Personal information
- Date of birth: 3 October 1948 (age 76)
- Original team(s): Carrum
- Height: 194 cm (6 ft 4 in)
- Weight: 92 kg (203 lb)
- Position(s): Ruck

Playing career^{1}
- Years: Club / Games (Goals)
- 1969–1972: Hawthorn / 17 (5)
- ^{1} Playing statistics correct to the end of 1972.

= Ron Stubbs =

Australian rules footballer

Ron Stubbs (born 3 October 1948) is a former Australian rules footballer who played for Hawthorn in the VFL.

== Biography ==
Stubbs spent a lot of time in the Hawthorn reserves and managed only 17 senior games during his four seasons. Six of them came early in the 1971 season, a premiership year for Hawthorn.

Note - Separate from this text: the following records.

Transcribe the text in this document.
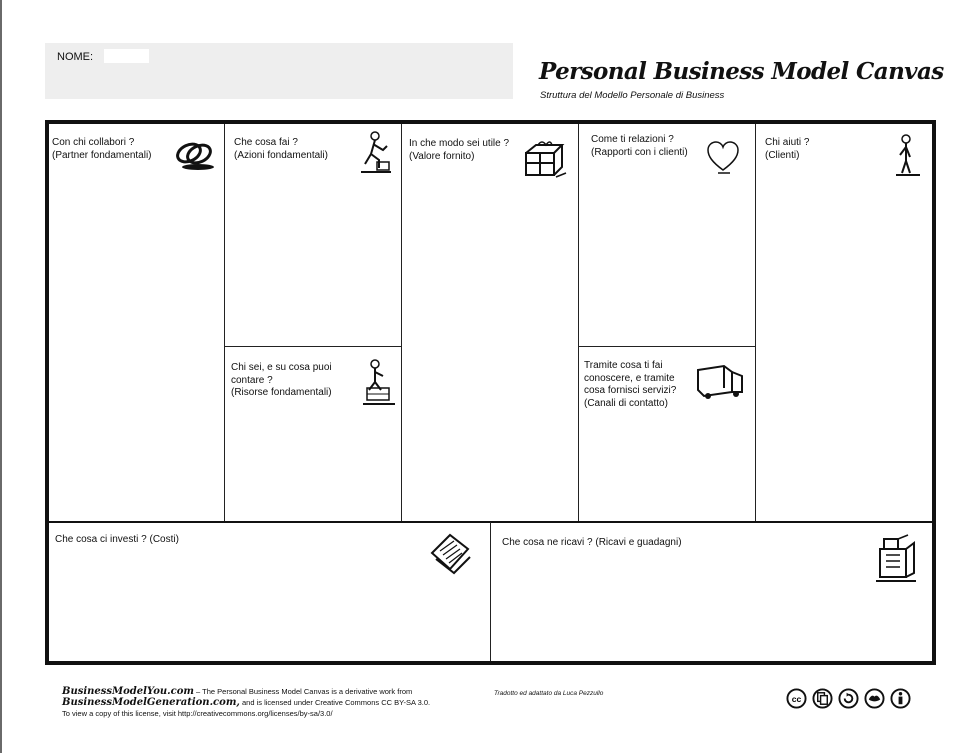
NOME:
Personal Business Model Canvas
Struttura del Modello Personale di Business
Con chi collabori ?
(Partner fondamentali)
Che cosa fai ?
(Azioni fondamentali)
Chi sei, e su cosa puoi
contare ?
(Risorse fondamentali)
In che modo sei utile ?
(Valore fornito)
Come ti relazioni ?
(Rapporti con i clienti)
Tramite cosa ti fai
conoscere, e tramite
cosa fornisci servizi?
(Canali di contatto)
Chi aiuti ?
(Clienti)
Che cosa ci investi ? (Costi)	Che cosa ne ricavi ? (Ricavi e guadagni)
BusinessModelYou.com – The Personal Business Model Canvas is a derivative work from
BusinessModelGeneration.com, and is licensed under Creative Commons CC BY-SA 3.0.
To view a copy of this license, visit http://creativecommons.org/licenses/by-sa/3.0/
Tradotto ed adattato da Luca Pezzullo
cc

Ron was a much respected player for Carrum, who at that time played in the MPFL. He played for Carrum before his Hawthorn time and afterwards. He was a member of the 1973 and 1974 Premiership teams. (In the image of the 1974 team, he is in the back row, 7th from the left). Ron was the Best and Fairest in the MPFL in 1968 and 1975. He was also Best and Fairest at Carrum in 1967, 68, 73, 75, 79 and 81.

He finished his career in Tasmania and played with Devonport in the North West Football Union. He represented the state at the 1980 Adelaide State of Origin Carnival and was selected in the All-Australian team.